Neanderthal e scheggiatura della pietra. La morfometria per analizzare la lavorazione con tecnica Levallois

Levallois Capacità cognitive molto simili alle nostre rese evidenti dalle sofisticate lavorazioni delle pietre da parte dei Neanderthal. Sono i risultati della ricerca, condotta da un gruppo di antropologi dell'Università del Kent, che fornisce per la prima volta prove tangibili della lavorazione delle pietre da parte dei Nenderthaliani. Lo studio, pubblicato su Plos One il 23 gennaio 2012. Grazie alla combinazione di archeologia sperimentale, di morfometria e di analisi statistica multivariata, i ricercatori hanno dimostrato per la prima volta che sassi lavorati con tecnica Levallois (metodo di scheggiatura della pietra utilizzato nel Paleolitico Medio) potevano essere alla portata dei Neanderthal.

Why Levallois? A Morphometric Comparison of Experimental ‘Preferential’ Levallois Flakes versus Debitage Flakes
Metin I. Eren, Stephen J. Lycett (Department of Anthropology, University of Kent, Canterbury, United Kingdom). Plos One, Published: January 23, 2012
Middle Palaeolithic stone artefacts referred to as ‘Levallois’ have caused considerable debate regarding issues of technological predetermination, cognition and linguistic capacities in extinct hominins. Their association with both Neanderthals and early modern humans has, in particular, fuelled such debate. Yet, controversy exists regarding the extent of ‘predetermination’ and ‘standardization’ in so-called ‘preferential Levallois flakes’ (PLFs).
Methodology/Principal Findings
Using an experimental and morphometric approach, we assess the degree of standardization in PLFs compared to the flakes produced during their manufacture. PLFs possess specific properties that unite them robustly as a group or ‘category’ of flake. The properties that do so, relate most strongly to relative flake thicknesses across their surface area. PLFs also exhibit significantly less variability than the flakes generated during their production. Again, this is most evident in flake thickness variables. A further aim of our study was to assess whether the particular PLF attributes identified during our analyses can be related to current knowledge regarding flake functionality and utility.

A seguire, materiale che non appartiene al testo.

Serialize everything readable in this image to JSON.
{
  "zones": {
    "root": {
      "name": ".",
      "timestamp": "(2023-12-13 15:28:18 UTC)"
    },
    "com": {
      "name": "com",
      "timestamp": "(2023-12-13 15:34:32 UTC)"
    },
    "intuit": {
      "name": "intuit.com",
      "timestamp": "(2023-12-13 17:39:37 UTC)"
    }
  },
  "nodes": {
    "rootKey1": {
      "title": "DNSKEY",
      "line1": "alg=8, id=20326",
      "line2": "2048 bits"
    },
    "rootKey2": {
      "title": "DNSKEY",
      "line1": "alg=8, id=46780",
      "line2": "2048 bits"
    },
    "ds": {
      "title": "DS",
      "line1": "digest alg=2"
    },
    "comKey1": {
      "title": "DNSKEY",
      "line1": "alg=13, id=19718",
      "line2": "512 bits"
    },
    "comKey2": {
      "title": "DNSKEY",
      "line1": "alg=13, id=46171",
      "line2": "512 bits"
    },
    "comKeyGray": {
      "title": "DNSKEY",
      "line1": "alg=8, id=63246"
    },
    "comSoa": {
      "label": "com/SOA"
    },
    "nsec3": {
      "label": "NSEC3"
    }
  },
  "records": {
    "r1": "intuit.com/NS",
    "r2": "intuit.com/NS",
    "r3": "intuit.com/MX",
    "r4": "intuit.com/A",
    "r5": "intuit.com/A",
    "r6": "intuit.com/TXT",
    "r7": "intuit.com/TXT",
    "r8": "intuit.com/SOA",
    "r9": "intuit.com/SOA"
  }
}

PLFs are standardized in such a manner that they may be considered ‘predetermined’ with regard to a specific set of properties that distinguishes them statistically from a majority of other flakes. Moreover, their attributes can be linked to factors that, based on current knowledge, are desirable features in flake tools (e.g. durability, capacity for retouch, and reduction of torque). As such, our results support the hypothesis that the lengthy, multi-phase, and hierarchically organized process of Levallois reduction was a deliberate, engineered strategy orientated toward specific goals. In turn, our results support suggestions that Levallois knapping relied on a cognitive capacity for long-term working memory. This is consistent with recent evidence suggesting that cognitive distinctions between later Pleistocene hominins such as the Neanderthals and anatomically modern humans were not as sharp as some scholars have previously suggested.